The historic Wisconsin road course is one of the most iconic in North America. It has hosted Cup Series races for the past two seasons and was billed as NASCAR’s new July 4 weekend tradition less than two years ago. NASCAR itself didn’t shy away from the glowing hyperbole after Road America’s first Cup race in 2021 as the track saw massive crowds.
The hyperbole and fan attendance doesn’t appear enough to keep the Cup Series at Road America, however. And that’s a shame. The idea of a Chicago street race is a worth exploration. Just like its Clash experiment at the Los Angeles Coliseum, NASCAR needs to get out of its comfort zone and try different things to attract and keep younger fans as roughly 80% of its television audience is age 50 or older.

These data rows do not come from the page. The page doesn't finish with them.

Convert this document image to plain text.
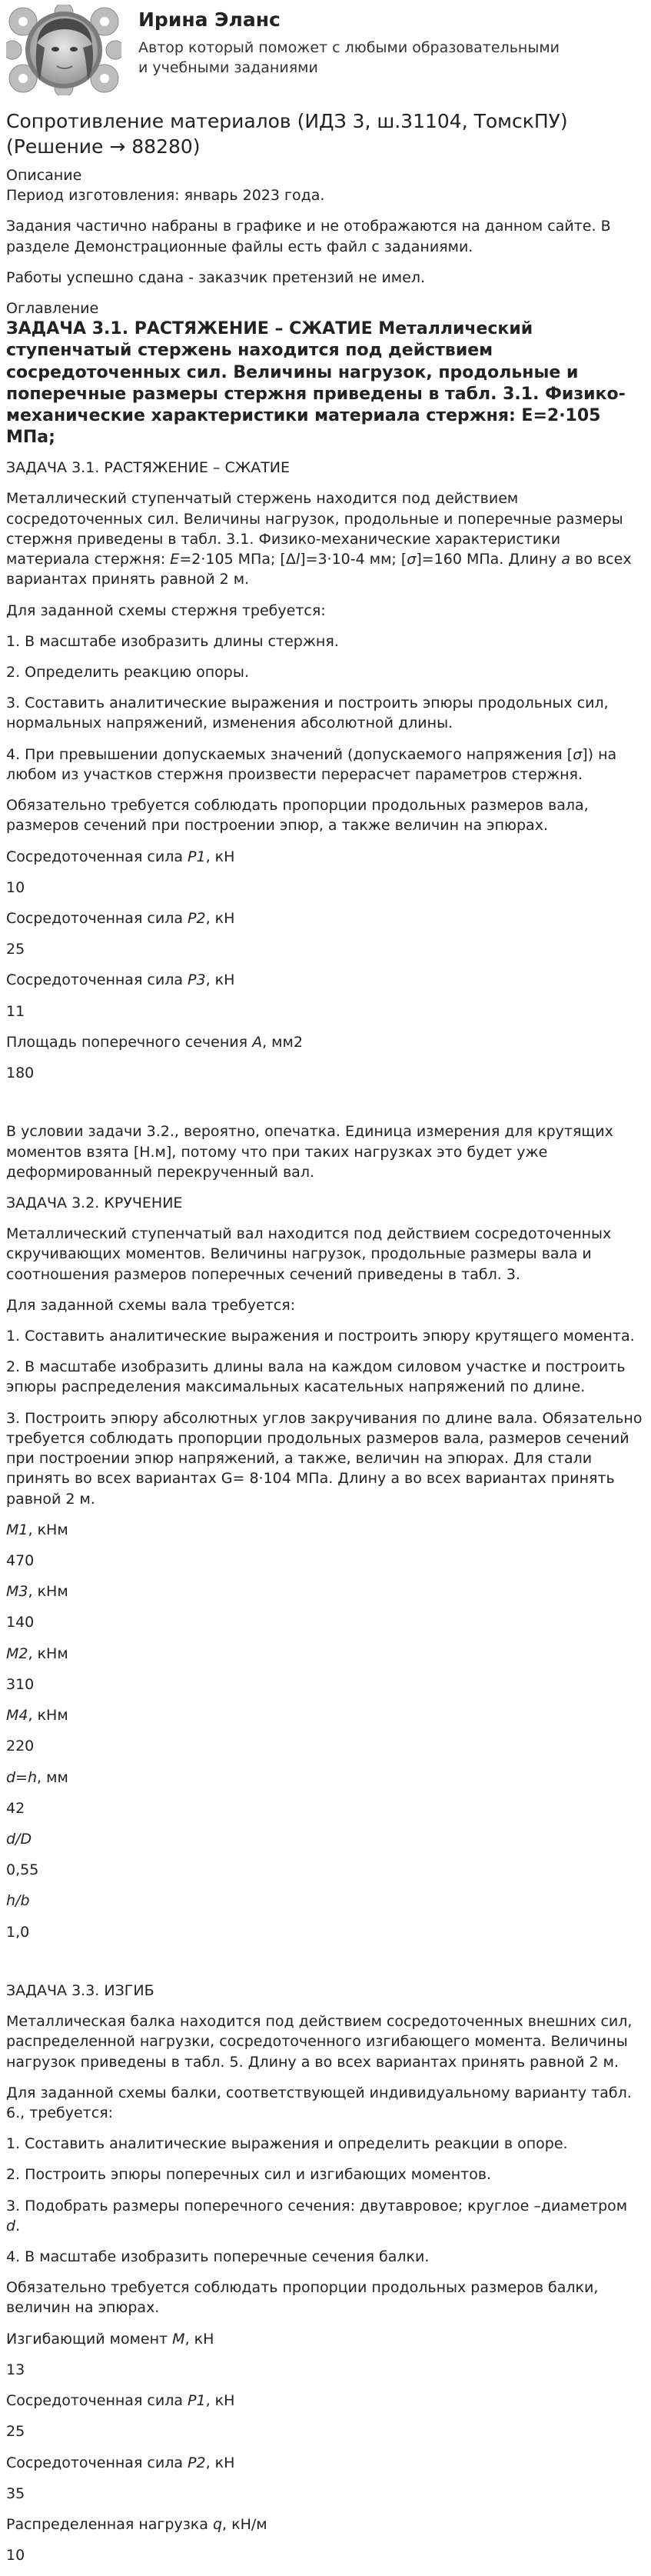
Ирина Эланс
Автор который поможет с любыми образовательными и учебными заданиями
Сопротивление материалов (ИДЗ 3, ш.31104, ТомскПУ) (Решение → 88280)

Описание

Период изготовления: январь 2023 года.

Задания частично набраны в графике и не отображаются на данном сайте. В разделе Демонстрационные файлы есть файл с заданиями.

Работы успешно сдана - заказчик претензий не имел.

Оглавление

ЗАДАЧА 3.1. РАСТЯЖЕНИЕ – СЖАТИЕ Металлический ступенчатый стержень находится под действием сосредоточенных сил. Величины нагрузок, продольные и поперечные размеры стержня приведены в табл. 3.1. Физико-механические характеристики материала стержня: E=2·105 МПа;

ЗАДАЧА 3.1. РАСТЯЖЕНИЕ – СЖАТИЕ

Металлический ступенчатый стержень находится под действием сосредоточенных сил. Величины нагрузок, продольные и поперечные размеры стержня приведены в табл. 3.1. Физико-механические характеристики материала стержня: E=2·105 МПа; [Δl]=3·10-4 мм; [σ]=160 МПа. Длину a во всех вариантах принять равной 2 м.

Для заданной схемы стержня требуется:

1. В масштабе изобразить длины стержня.

2. Определить реакцию опоры.

3. Составить аналитические выражения и построить эпюры продольных сил, нормальных напряжений, изменения абсолютной длины.

4. При превышении допускаемых значений (допускаемого напряжения [σ]) на любом из участков стержня произвести перерасчет параметров стержня.

Обязательно требуется соблюдать пропорции продольных размеров вала, размеров сечений при построении эпюр, а также величин на эпюрах.

Сосредоточенная сила P1, кН

10

Сосредоточенная сила P2, кН

25

Сосредоточенная сила P3, кН

11

Площадь поперечного сечения A, мм2

180

В условии задачи 3.2., вероятно, опечатка. Единица измерения для крутящих моментов взята [Н.м], потому что при таких нагрузках это будет уже деформированный перекрученный вал.

ЗАДАЧА 3.2. КРУЧЕНИЕ

Металлический ступенчатый вал находится под действием сосредоточенных скручивающих моментов. Величины нагрузок, продольные размеры вала и соотношения размеров поперечных сечений приведены в табл. 3.

Для заданной схемы вала требуется:

1. Составить аналитические выражения и построить эпюру крутящего момента.

2. В масштабе изобразить длины вала на каждом силовом участке и построить эпюры распределения максимальных касательных напряжений по длине.

3. Построить эпюру абсолютных углов закручивания по длине вала. Обязательно требуется соблюдать пропорции продольных размеров вала, размеров сечений при построении эпюр напряжений, а также, величин на эпюрах. Для стали принять во всех вариантах G= 8·104 МПа. Длину a во всех вариантах принять равной 2 м.

M1, кНм

470

M3, кНм

140

M2, кНм

310

M4, кНм

220

d=h, мм

42

d/D

0,55

h/b

1,0

ЗАДАЧА 3.3. ИЗГИБ

Металлическая балка находится под действием сосредоточенных внешних сил, распределенной нагрузки, сосредоточенного изгибающего момента. Величины нагрузок приведены в табл. 5. Длину a во всех вариантах принять равной 2 м.

Для заданной схемы балки, соответствующей индивидуальному варианту табл. 6., требуется:

1. Составить аналитические выражения и определить реакции в опоре.

2. Построить эпюры поперечных сил и изгибающих моментов.

3. Подобрать размеры поперечного сечения: двутавровое; круглое –диаметром d.

4. В масштабе изобразить поперечные сечения балки.

Обязательно требуется соблюдать пропорции продольных размеров балки, величин на эпюрах.

Изгибающий момент M, кН

13

Сосредоточенная сила P1, кН

25

Сосредоточенная сила P2, кН

35

Распределенная нагрузка q, кН/м

10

But adding the Chicago street race at the expense of Road America is a mistake. Road America was a natural fit for the Cup Series after years of second-tier Xfinity Series races at the track and the fans in and around Wisconsin clearly supported it.
The move away from Road America and the addition of a second race at Atlanta despite longstanding attendance issues there are clear signs that at-track attendance isn’t a primary focus for NASCAR. With a new television contract looming in 2025, NASCAR appears singularly focused on how it can follow the 10-year, $4.4 billion deal it signed with Fox and NBC with another comparable agreement. And keeping its overall TV audience stable while growing the share of viewers under 50 is pivotal to its new deal.
4 tracks in 5 years for July 4 weekend
The arrival of the Chicago street course and its official date means NASCAR will be at a fourth different track over the last five July 4 weekends.
Daytona had long been the traditional July 4 host but NASCAR decided to move the second Cup Series race at the track to the final regular season race of the season after the 2019 season. Indianapolis Motor Speedway and the Brickyard 400 got the spot for 2020, but a move away from the historic Indianapolis oval quashed that idea after just one season.
That’s where Road America came in. The 4-mile track is known for having thousands of fans camp out for race weekends and the relatively cool summer weather made for a seemingly perfect July 4 marriage with NASCAR.
Alas, Chicago came along. Again. NASCAR started construction on the Chicagoland Speedway in the late 1990s and opened the track in 2001. The 1.5-mile oval produced some pretty compelling racing as its pavement wore out but didn't even make it two decades on the calendar before NASCAR had other ideas. It's now the site of warehouses.
Will the Chicago street race make it half as long as Chicagoland Speedway did? We'll find out over the rest of the 2020s.